TVRINews - New York, Amerika Serikat

Gomez mendesak Pochettino untuk menghadapi para pemain secara langsung demi menghormati impian seumur hidup yang telah mereka perjuangkan hingga saat ini.

Mantan bintang tim nasional Amerika Serikat (AS), Herculez Gomez, mengkritik keras pelatih Mauricio Pochettino. Kritik tersebut dilayangkan terkait cara Pochettino memberi tahu para pemain mengenai terpilih atau tidaknya mereka ke dalam skuad yang berisi 26 pemain untuk Piala Dunia 2026.

Sebuah laporan dari The Athletic muncul menyusul pengumuman resmi skuad pada sehari lalu. Laporan itu mengungkapkan bahwa 55 pemain yang masuk dalam daftar sementara AS hanya diberi tahu melalui email oleh Pochettino mengenai status mereka untuk Piala Dunia 2026.

Beberapa nama besar secara mengejutkan dicoret dari skuad, termasuk gelandang serang Diego Luna dan rekan setimnya di Real Salt Lake, Zavier Gozo. Selain kedua nama tersebut, absennya Tanner Tessmann juga menjadi kejutan besar yang tidak disangka-sangka.

Saat laporan tentang Pochettino yang mengirim email mencuat, Gomez langsung bereaksi keras. Pria yang pernah membela Timnas AS pada periode 2007–2013 tersebut tanpa ragu menyebut tindakan sang pelatih sebagai hal yang kejam.

Gomez yang kini aktif sebagai analis studio untuk ESPN, meluapkan kekesalannya secara lebih mendalam kepada Pochettino pada acara Futbol Americas pada Selasa (26/5/2026). Ia menilai seluruh proses tersebut salah, terutama jika melihat bagaimana kasus pencoretan Luna ditangani.

"Ini tidak bisa dimaafkan. Bagi [Diego Luna] yang merupakan salah satu dari tiga pemain dengan penampilan terbanyak di bawah asuhan Mauricio Pochettino, dan harus mengetahui [pencoretan] ini lewat email, itu benar-benar salah," kata Gomez.

"Seorang pemain yang diandalkan oleh Federasi Sepak Bola AS, baik dari segi mentalitas maupun menit bermain. Anda bahkan menonjolkannya sebagai pemain yang punya nyali karena dia bermain dengan hidung patah."

"Anda menggunakannya dalam iklan Piala Dunia saat dia bermain di putaran final Piala Dunia, juga dalam iklan merek olahraga. Anda memanfaatkannya untuk mengangkat pamor liga Anda [MLS] serta tim nasional yang terikat dengannya, jadi ini sungguh salah."

Setelah itu, Gomez membagikan pengalaman pribadinya saat dicoret dari skuad Piala Dunia 2014 di Brasil oleh pelatih Jurgen Klinsmann. Pengalaman masa lalu tersebut ia bandingkan dengan situasi yang dialami para pemain Timnas AS saat ini.

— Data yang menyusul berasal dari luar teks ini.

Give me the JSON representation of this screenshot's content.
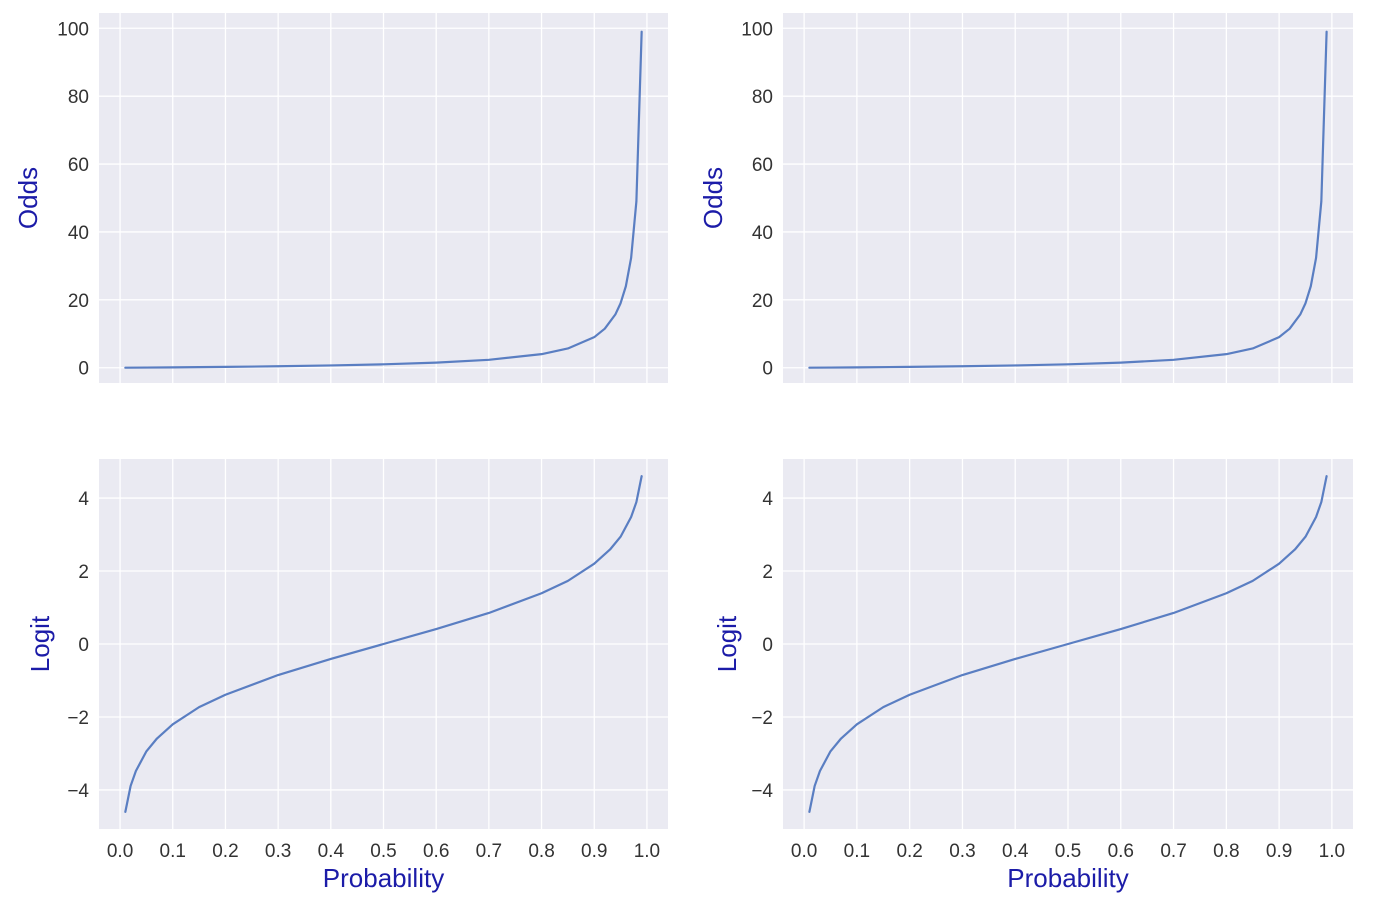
{
  "colors": {
    "axes_background": "#eaeaf2",
    "grid": "#ffffff",
    "line": "#5a7ec2",
    "axis_label": "#1c1ca8",
    "tick_label": "#333333"
  },
  "chart_data": [
    {
      "type": "line",
      "panel": "top-left",
      "title": "",
      "xlabel": "",
      "ylabel": "Odds",
      "xlim": [
        -0.04,
        1.04
      ],
      "ylim": [
        -4.5,
        104.5
      ],
      "xticks": [
        0.0,
        0.1,
        0.2,
        0.3,
        0.4,
        0.5,
        0.6,
        0.7,
        0.8,
        0.9,
        1.0
      ],
      "xtick_labels": [],
      "yticks": [
        0,
        20,
        40,
        60,
        80,
        100
      ],
      "ytick_labels": [
        "0",
        "20",
        "40",
        "60",
        "80",
        "100"
      ],
      "grid": true,
      "series": [
        {
          "x": [
            0.01,
            0.05,
            0.1,
            0.2,
            0.3,
            0.4,
            0.5,
            0.6,
            0.7,
            0.8,
            0.85,
            0.9,
            0.92,
            0.94,
            0.95,
            0.96,
            0.97,
            0.98,
            0.99
          ],
          "y": [
            0.01,
            0.05,
            0.11,
            0.25,
            0.43,
            0.67,
            1.0,
            1.5,
            2.33,
            4.0,
            5.67,
            9.0,
            11.5,
            15.67,
            19.0,
            24.0,
            32.33,
            49.0,
            99.0
          ]
        }
      ]
    },
    {
      "type": "line",
      "panel": "top-right",
      "title": "",
      "xlabel": "",
      "ylabel": "Odds",
      "xlim": [
        -0.04,
        1.04
      ],
      "ylim": [
        -4.5,
        104.5
      ],
      "xticks": [
        0.0,
        0.1,
        0.2,
        0.3,
        0.4,
        0.5,
        0.6,
        0.7,
        0.8,
        0.9,
        1.0
      ],
      "xtick_labels": [],
      "yticks": [
        0,
        20,
        40,
        60,
        80,
        100
      ],
      "ytick_labels": [
        "0",
        "20",
        "40",
        "60",
        "80",
        "100"
      ],
      "grid": true,
      "series": [
        {
          "x": [
            0.01,
            0.05,
            0.1,
            0.2,
            0.3,
            0.4,
            0.5,
            0.6,
            0.7,
            0.8,
            0.85,
            0.9,
            0.92,
            0.94,
            0.95,
            0.96,
            0.97,
            0.98,
            0.99
          ],
          "y": [
            0.01,
            0.05,
            0.11,
            0.25,
            0.43,
            0.67,
            1.0,
            1.5,
            2.33,
            4.0,
            5.67,
            9.0,
            11.5,
            15.67,
            19.0,
            24.0,
            32.33,
            49.0,
            99.0
          ]
        }
      ]
    },
    {
      "type": "line",
      "panel": "bottom-left",
      "title": "",
      "xlabel": "Probability",
      "ylabel": "Logit",
      "xlim": [
        -0.04,
        1.04
      ],
      "ylim": [
        -5.07,
        5.07
      ],
      "xticks": [
        0.0,
        0.1,
        0.2,
        0.3,
        0.4,
        0.5,
        0.6,
        0.7,
        0.8,
        0.9,
        1.0
      ],
      "xtick_labels": [
        "0.0",
        "0.1",
        "0.2",
        "0.3",
        "0.4",
        "0.5",
        "0.6",
        "0.7",
        "0.8",
        "0.9",
        "1.0"
      ],
      "yticks": [
        -4,
        -2,
        0,
        2,
        4
      ],
      "ytick_labels": [
        "−4",
        "−2",
        "0",
        "2",
        "4"
      ],
      "grid": true,
      "series": [
        {
          "x": [
            0.01,
            0.02,
            0.03,
            0.05,
            0.07,
            0.1,
            0.15,
            0.2,
            0.3,
            0.4,
            0.5,
            0.6,
            0.7,
            0.8,
            0.85,
            0.9,
            0.93,
            0.95,
            0.97,
            0.98,
            0.99
          ],
          "y": [
            -4.6,
            -3.89,
            -3.48,
            -2.94,
            -2.59,
            -2.2,
            -1.73,
            -1.39,
            -0.85,
            -0.41,
            0.0,
            0.41,
            0.85,
            1.39,
            1.73,
            2.2,
            2.59,
            2.94,
            3.48,
            3.89,
            4.6
          ]
        }
      ]
    },
    {
      "type": "line",
      "panel": "bottom-right",
      "title": "",
      "xlabel": "Probability",
      "ylabel": "Logit",
      "xlim": [
        -0.04,
        1.04
      ],
      "ylim": [
        -5.07,
        5.07
      ],
      "xticks": [
        0.0,
        0.1,
        0.2,
        0.3,
        0.4,
        0.5,
        0.6,
        0.7,
        0.8,
        0.9,
        1.0
      ],
      "xtick_labels": [
        "0.0",
        "0.1",
        "0.2",
        "0.3",
        "0.4",
        "0.5",
        "0.6",
        "0.7",
        "0.8",
        "0.9",
        "1.0"
      ],
      "yticks": [
        -4,
        -2,
        0,
        2,
        4
      ],
      "ytick_labels": [
        "−4",
        "−2",
        "0",
        "2",
        "4"
      ],
      "grid": true,
      "series": [
        {
          "x": [
            0.01,
            0.02,
            0.03,
            0.05,
            0.07,
            0.1,
            0.15,
            0.2,
            0.3,
            0.4,
            0.5,
            0.6,
            0.7,
            0.8,
            0.85,
            0.9,
            0.93,
            0.95,
            0.97,
            0.98,
            0.99
          ],
          "y": [
            -4.6,
            -3.89,
            -3.48,
            -2.94,
            -2.59,
            -2.2,
            -1.73,
            -1.39,
            -0.85,
            -0.41,
            0.0,
            0.41,
            0.85,
            1.39,
            1.73,
            2.2,
            2.59,
            2.94,
            3.48,
            3.89,
            4.6
          ]
        }
      ]
    }
  ]
}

"Saya menerima pesan suara berdurasi 2,5 menit dari Jurgen Klinsmann yang berterima kasih karena telah membantu mereka lolos ke Piala Dunia, meskipun saya akhirnya tidak ikut berangkat," kenangnya.

"Saat itu saya sudah tidak bermain untuk tim nasional selama lebih dari setahun dan lutut saya pun sudah habis. Namun, dia merasa perlu—sebagai bentuk profesionalisme—untuk memberi tahu saya langsung, dan itu sangat berarti bagi saya."

"Jadi, ketika saya membaca bahwa mereka [para pemain] diberitahu tidak berangkat hanya melalui email, ini mungkin hanya sekadar tempat mencari uang bagi Pochettino dan mungkin begitulah cara dia memperlakukannya."

"Namun bagi para pemain ini, Anda sedang mengakhiri sebuah impian, Anda mengakhiri sesuatu yang telah mereka perjuangkan sepanjang hidup mereka dengan sebuah email, dan mereka layak mendapatkan yang lebih dari itu."

Sebelumnya, Gomez juga sempat meluapkan kekecewaannya melalui sebuah unggahan di media sosial X. Melalui platform tersebut, ia menegaskan pentingnya seorang pelatih menghadapi pemainnya secara langsung.

"Menurut laporan ini, para pemain diberitahu melalui email bahwa impian Piala Dunia mereka telah berakhir. Ini kejam jika memang benar terjadi."

"Hadapi pemain Anda dan berikan rasa hormat yang layak mereka dapatkan. Bahkan mereka yang berhasil menembus tim pun berhak mendapatkan sesuatu yang lebih dari sekadar email. #USMNT."